If You Liked the World Series, You Should Love the Electoral College

Photograph by Scott Eells/Bloomberg

Sports news flash: The San Francisco Giants won baseball’s World Series last night by a score of 30-27. The final two games were anticlimactic because the Giants piled up an unbeatable 27-15 lead in the first five games. The Kansas City Royals would have lost the series even if they had managed a 3-2 win instead of a 3-2 loss in Game 7.

Yes, we know. That’s not how baseball works. It’s how many games you win, not how many runs you score overall that counts. Which makes the World Series strikingly similar to … the Electoral College.

In the American system, the candidate who wins a state gets all its electors, even if he or she wins by only a tiny margin (except in Maine and Nebraska). In 2000, Al Gore got more total votes for president than George W. Bush but lost in the Electoral College. That struck a lot of Gore supporters as unfair, even leaving out the Supreme Court’s controversial decision to stop a recount of ballots in Florida. But in one sense it’s no different from a team losing the World Series despite scoring more runs.

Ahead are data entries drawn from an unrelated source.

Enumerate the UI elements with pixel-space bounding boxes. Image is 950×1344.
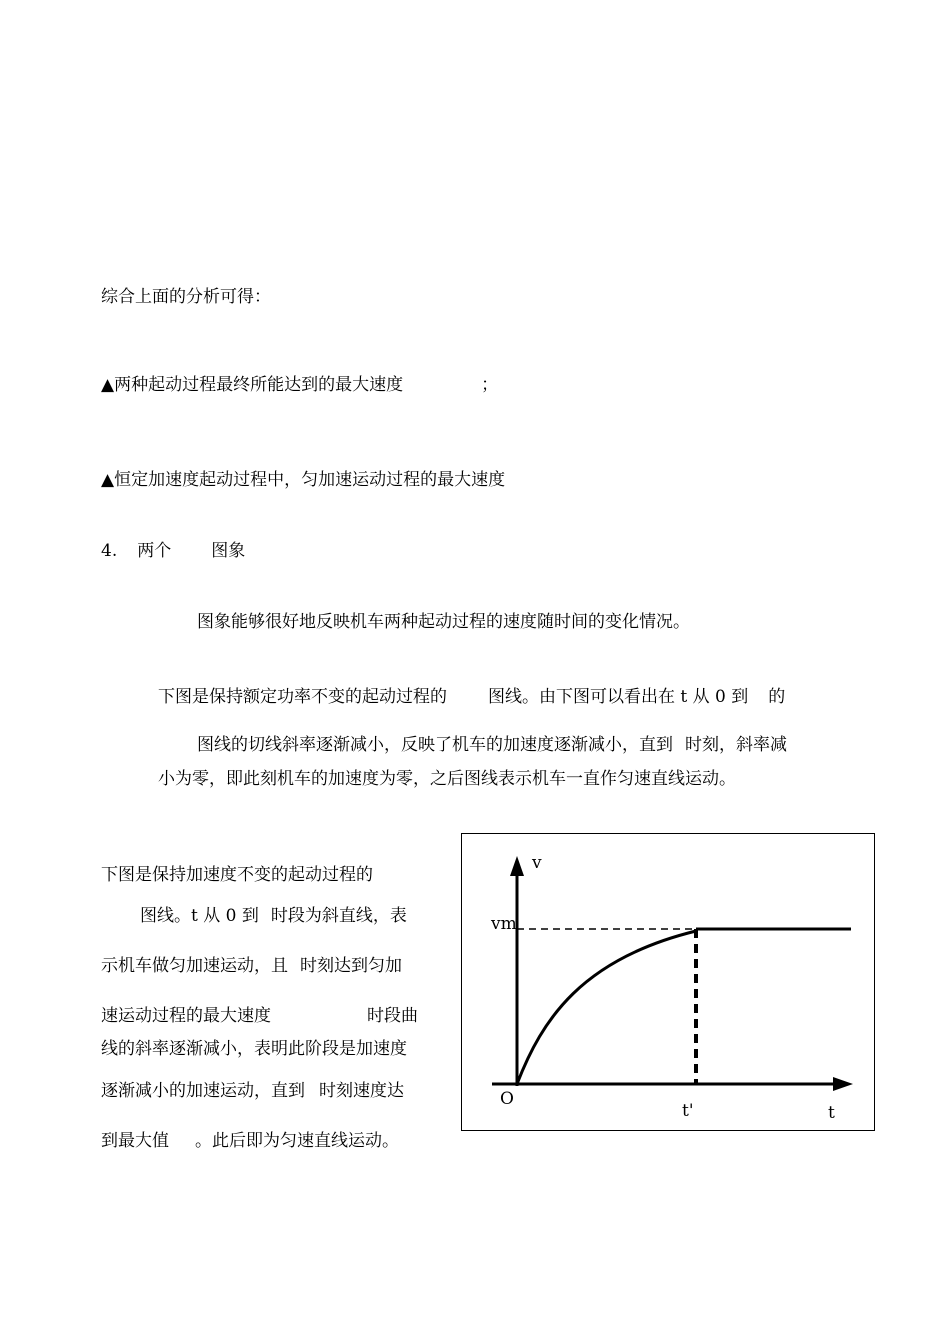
text-segment: 图线。t 从 0 到 bbox=[140, 906, 259, 926]
point-1-trailing: ； bbox=[481, 375, 499, 395]
summary-heading: 综合上面的分析可得： bbox=[101, 287, 271, 307]
t-axis-arrow-icon bbox=[833, 1077, 853, 1091]
text-segment: 时段为斜直线，表 bbox=[270, 906, 407, 926]
para-const-accel-line1: 下图是保持加速度不变的起动过程的 bbox=[101, 865, 373, 885]
velocity-curve bbox=[517, 931, 696, 1084]
para-const-accel-line2 bbox=[140, 905, 407, 927]
t-axis-label: t bbox=[828, 1103, 835, 1123]
text-segment: 到最大值 bbox=[101, 1131, 169, 1151]
v-axis-arrow-icon bbox=[510, 856, 524, 876]
point-1 bbox=[101, 374, 498, 396]
point-2 bbox=[101, 469, 505, 491]
vm-label: vm bbox=[491, 914, 517, 934]
para-intro: 图象能够很好地反映机车两种起动过程的速度随时间的变化情况。 bbox=[197, 612, 690, 632]
para-const-accel-line4 bbox=[101, 1005, 418, 1027]
point-2-text: 恒定加速度起动过程中，匀加速运动过程的最大速度 bbox=[114, 470, 506, 490]
para-const-accel-line3 bbox=[101, 955, 402, 977]
bullet-triangle-icon: ▲ bbox=[101, 470, 115, 490]
text-segment: 示机车做匀加速运动，且 bbox=[101, 956, 288, 976]
section-title-part2: 图象 bbox=[211, 541, 246, 561]
section-title-part1: 两个 bbox=[137, 541, 172, 561]
section-4-heading bbox=[101, 540, 245, 562]
para-const-power-line2 bbox=[197, 734, 787, 756]
text-segment: 速运动过程的最大速度 bbox=[101, 1006, 271, 1026]
para-const-power-line3: 小为零，即此刻机车的加速度为零，之后图线表示机车一直作匀速直线运动。 bbox=[158, 769, 736, 789]
text-segment: 逐渐减小的加速运动，直到 bbox=[101, 1081, 305, 1101]
vt-graph-figure bbox=[461, 833, 875, 1131]
para-const-power-line1 bbox=[158, 686, 785, 708]
section-number: 4. bbox=[101, 541, 118, 561]
text-segment: 下图是保持额定功率不变的起动过程的 bbox=[158, 687, 447, 707]
bullet-triangle-icon: ▲ bbox=[101, 375, 115, 395]
point-1-text: 两种起动过程最终所能达到的最大速度 bbox=[114, 375, 404, 395]
text-segment: 时刻速度达 bbox=[319, 1081, 404, 1101]
vt-graph bbox=[462, 834, 876, 1132]
text-segment: 时刻，斜率减 bbox=[685, 735, 787, 755]
para-const-accel-line5: 线的斜率逐渐减小，表明此阶段是加速度 bbox=[101, 1039, 407, 1059]
text-segment: 图线的切线斜率逐渐减小，反映了机车的加速度逐渐减小，直到 bbox=[197, 735, 673, 755]
origin-label: O bbox=[500, 1089, 514, 1109]
v-axis-label: v bbox=[532, 853, 542, 873]
para-const-accel-line6 bbox=[101, 1080, 404, 1102]
text-segment: 时刻达到匀加 bbox=[300, 956, 402, 976]
para-const-accel-line7 bbox=[101, 1130, 399, 1152]
t-prime-label: t' bbox=[682, 1101, 694, 1121]
text-segment: 。此后即为匀速直线运动。 bbox=[195, 1131, 399, 1151]
text-segment: 的 bbox=[768, 687, 786, 707]
text-segment: 时段曲 bbox=[367, 1006, 418, 1026]
text-segment: 图线。由下图可以看出在 t 从 0 到 bbox=[488, 687, 749, 707]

There is one big difference, though: Most state races aren’t as evenly balanced as baseball games. A Democratic presidential candidate won’t win in Oklahoma and a Republican won’t win in New York. Candidates ignore states where the conclusion is foregone, so voters there don’t really matter. Voters in swing states, such as Pennsylvania and Florida, matter a lot, so their issues get a lot more attention from the candidates. This is in practice, if not in law, a violation of the principle of one person, one vote.

In other words, the World Series is like the Electoral College. The problem is that the Electoral College isn’t enough like the World Series.